This bibliographic essay originally appeared in the August 2017 issue of Choice (volume 54 | number 12).
Animals are everywhere. Whether as pets, pests, sources of food, fuel, or materials for manufacture, means of traction or source of motive power, or objects of veneration, fear, and wonder, animals have been our counterparts throughout human history. Only in recent years has a historical literature developed about animals and human relationships with them. This literature has been part of a larger so-called “animal turn” in the humanities, offering insights into peoples’ myriad and changing relationships with non-human animals and challenging convictions about humanity and the humanist endeavor. How we understand animals, what we understand them to be, what we understand ourselves to be, and how we have related to each other across the span of human history have become the focus of a large, growing, and engaging literature.

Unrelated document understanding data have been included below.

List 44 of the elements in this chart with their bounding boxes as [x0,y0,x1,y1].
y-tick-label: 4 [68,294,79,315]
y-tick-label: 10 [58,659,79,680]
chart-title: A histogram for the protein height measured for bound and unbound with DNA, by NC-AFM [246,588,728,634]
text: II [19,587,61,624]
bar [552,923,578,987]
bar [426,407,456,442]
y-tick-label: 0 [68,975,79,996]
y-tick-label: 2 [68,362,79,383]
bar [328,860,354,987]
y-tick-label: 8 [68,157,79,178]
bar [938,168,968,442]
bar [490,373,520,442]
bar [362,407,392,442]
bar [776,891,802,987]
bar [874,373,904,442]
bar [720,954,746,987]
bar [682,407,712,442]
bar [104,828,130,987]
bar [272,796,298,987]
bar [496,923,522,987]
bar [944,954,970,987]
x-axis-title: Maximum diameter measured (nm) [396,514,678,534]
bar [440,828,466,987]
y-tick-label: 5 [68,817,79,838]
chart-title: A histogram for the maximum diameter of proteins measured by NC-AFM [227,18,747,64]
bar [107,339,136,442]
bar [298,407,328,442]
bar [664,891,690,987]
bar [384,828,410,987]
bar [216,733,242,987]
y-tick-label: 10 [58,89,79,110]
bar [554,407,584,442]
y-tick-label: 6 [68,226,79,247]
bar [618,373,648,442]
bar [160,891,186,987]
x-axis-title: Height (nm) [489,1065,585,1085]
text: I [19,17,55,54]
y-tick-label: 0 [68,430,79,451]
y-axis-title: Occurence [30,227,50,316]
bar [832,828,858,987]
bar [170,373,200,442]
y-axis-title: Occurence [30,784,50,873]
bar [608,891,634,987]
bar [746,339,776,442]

This bibliographic essay on the history of human-animal relations offers an opportunity to bring a challenging, accessible, and provocative scholarship to today’s college libraries. It supports curriculum and research on issues in human history such as race, class, gender, and sexuality; the environment and humanity’s relationships with other life on Earth; and the very nature and bounds of the human experience. Students–and faculty–find animals enormously engaging, and they are often surprised, enchanted, and intrigued by historical perspectives on what heretofore struck them as natural and timeless circumstances. Moreover, the interdisciplinary nature of much of this scholarship speaks to a wide range of disciplinary interests and contexts. Many titles discussed below are suitable for first-year seminars, interdisciplinary courses, honors classes, and foundational courses in the humanities, social sciences, and sciences.
This essay describes a small selection of works from this burgeoning literature. While there is no claim that this is a definitive list, choices were made to support collection development in college libraries. Along with literary studies, history is today’s most active humanities discipline concerned with human-animal relations. Although some works associated with other disciplines, such as philosophy, cognitive studies, and ethology, or the study of animal behavior, appear below for context, most of what follows are the work of historians or those writing within a recognizable historical tradition. Length and focus concerns for the essay have dictated topical and chronological limits, but the selected titles reflect something of the origin and development of today’s literature. Specifically, this essay addresses human-animal relations of the early modern and modern eras in western Europe and North America. There is a vast, rich, and growing historical literature on human-animal relations in the ancient and medieval periods, as well as a literature relevant to Indigenous peoples of North America. Each ought to occasion future bibliographic essays; indeed, the intersection of human-animal relations in the context of western European states, their colonial societies, and the project of settler colonialism is a theme in several works that follow. Ultimately, this essay aspires to be a brief orientation to a segment of scholarship that has appeared, mostly, in the last three decades, and likely will only continue to grow for the foreseeable future.
J. Wendel Cox is librarian for English and history at Dartmouth College Library.